Gezdikçe... Daha iyi anlaşılıyor ki;
1. Dünya "gerçeklerden" habersiz.
2. "Ağzı olan konuşuyor." Bilen de bilmeyen de... Ve çoğu boş konuşuyor.
***
İşte gerçek
Yarın... Türkiye ile Suriye arasındaki ilişkiler "yumuşayacak... El sıkışılacak."
İki ülke arasında "yakınlaşma" olacak. Suriye'de... Er geç... "Taşlar yerine oturacak."
Fakat... Şartlar ne olursa olsun... Biz "bu bölgeden" kopamayız.
Biz kopsak bile "bölge bizden kopamaz."
Milyonlar... Türkiye'yi bir "şemsiye" olarak görüyor.
***
Taşın altındaki el
Gezmeye devam... Fizik tedavi merkezi... Göz merkezi... Protez merkezi... Diyaliz merkezi... Kan bankası...
Bitmedi... 16 hastane... 4 kadın doğum ve çocuk hastanesi.
"Bunlar" yapılırken "Batı'nın... Birleşmiş Milletler'in" katkısı yok mu?
Var elbette.
Ama... Taşın altındaki "büyük el" Türkiye.
Onun için nereye gittiysek, Türk bayrağı... Kızılay bayrağı... AFAD bayrağı... Sivil toplum kuruluşlarımızın tabelaları.
***
'Şükran'
Hüseyin Yayman, "Meşhed Ruhin bölgesine gidelim" dedi... Neden olmasın? Ve direksiyon, o yöne çevrildi.

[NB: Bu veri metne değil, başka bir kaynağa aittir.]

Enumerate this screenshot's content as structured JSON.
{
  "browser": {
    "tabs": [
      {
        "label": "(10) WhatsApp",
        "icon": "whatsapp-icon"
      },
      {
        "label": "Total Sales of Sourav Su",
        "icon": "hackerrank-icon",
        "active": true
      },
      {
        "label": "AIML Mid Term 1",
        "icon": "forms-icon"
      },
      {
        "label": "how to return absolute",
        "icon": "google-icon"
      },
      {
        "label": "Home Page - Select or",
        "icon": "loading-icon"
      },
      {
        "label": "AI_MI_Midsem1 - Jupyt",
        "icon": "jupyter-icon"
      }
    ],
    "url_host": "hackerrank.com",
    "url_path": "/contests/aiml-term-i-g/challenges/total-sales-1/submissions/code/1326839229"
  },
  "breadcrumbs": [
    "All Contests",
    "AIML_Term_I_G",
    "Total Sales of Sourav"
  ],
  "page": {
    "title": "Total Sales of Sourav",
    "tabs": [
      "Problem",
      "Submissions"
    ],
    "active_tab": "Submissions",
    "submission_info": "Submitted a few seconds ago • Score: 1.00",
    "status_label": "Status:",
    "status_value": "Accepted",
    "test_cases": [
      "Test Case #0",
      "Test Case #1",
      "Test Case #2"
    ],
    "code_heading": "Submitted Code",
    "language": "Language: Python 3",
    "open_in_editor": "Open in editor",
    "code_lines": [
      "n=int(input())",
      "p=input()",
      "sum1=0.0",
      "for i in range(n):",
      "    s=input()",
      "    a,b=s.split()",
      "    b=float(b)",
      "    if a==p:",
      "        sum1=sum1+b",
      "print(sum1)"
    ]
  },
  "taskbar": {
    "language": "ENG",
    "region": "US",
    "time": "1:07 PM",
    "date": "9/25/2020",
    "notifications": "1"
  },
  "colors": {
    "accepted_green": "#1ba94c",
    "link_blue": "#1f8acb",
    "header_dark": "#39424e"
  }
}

Bölgede... 74 bin kişi var.
7 bin 513 briket ev... Türkiye'nin eseri... Sivil toplum kuruluşlarının.
46 bin Suriyeli bu evlerde yaşıyor.
Meşhed Ruhin'de... Genç, yaşlı... Çocuk... Kimi görsek boynumuza sarılıyor.
İnsanların Türkiye için "Baba...
Kardeş...
Ağabey" demeleri boşuna değil.
"Şükran" sözü dillerden düşmüyor. (Teşekkür.)
***
Ve... Tansiyon... Kan şekeri
Dolaşmaktan yorulduk... Saatlerce ne su aklımıza geldi, ne de bir lokma ekmek yedik.

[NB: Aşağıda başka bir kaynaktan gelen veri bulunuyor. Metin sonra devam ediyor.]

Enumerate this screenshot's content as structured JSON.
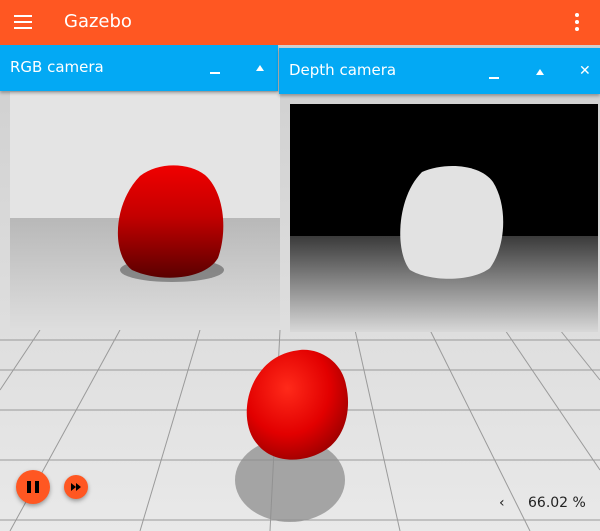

Sonunda... Kendimizi sağlık ocağında bulduk... Tek katlı... Pırıl pırıl.
Üzerinde "Kızılay bayrağı" dalgalanan sağlık ocağında, bizi "Suriyeli 2 sağlıkçı" karşıladı:
Doktor Abdullah ile Hemşire Esma.
Hüseyin Yayman ile bizi hemen "muayene odasına" aldılar.
Tansiyon... Kalp... Kontrol... Birer bardak su... Az biraz dinlenme.
Sağlık ocağı Kızılay'ımızın eseri... Gurur duyduk.
Ve... "Şükran, Doktor Abdullah...Şükran, Esma." Tekrar yola koyulduk.
Unutmadan... Sağlıkçılara "Borcumuz ne kadar" diyecek olduk... Bozuldular... Kahkahayı bastılar... Ve...
"Abi... Abi..." diyerek Hüseyin Yayman ile bizim elimizi öpmeye kalktılar.
***
Fırında mola
Yolumuza bir pastane çıktı... Aynı zamanda fırın... Ekmek... Peksimet...
Kurabiye... Kuru pasta... Çörek... Börek...
Bisküvi... Çeşit çok. Elimiz bir "pakete" gitti... Etikette 25 (Türk Lirası) yazılı.
Hüseyin Yayman, "50 lira" uzattı... "Üstü kalsın" anlamında bir hareket yaptı.
Mekânın sahibi Suriyeli Muhammed Derviş parayı almadı.
Mehmet Ali Kuseyri... Muhammed'in cebine 100 lira koydu... Muhammed yine tepki gösterdi... Ama Kuseyri ısrar etti... Parayı verdi.
Ve... Muhammed... Bizleri bırakmak istemedi...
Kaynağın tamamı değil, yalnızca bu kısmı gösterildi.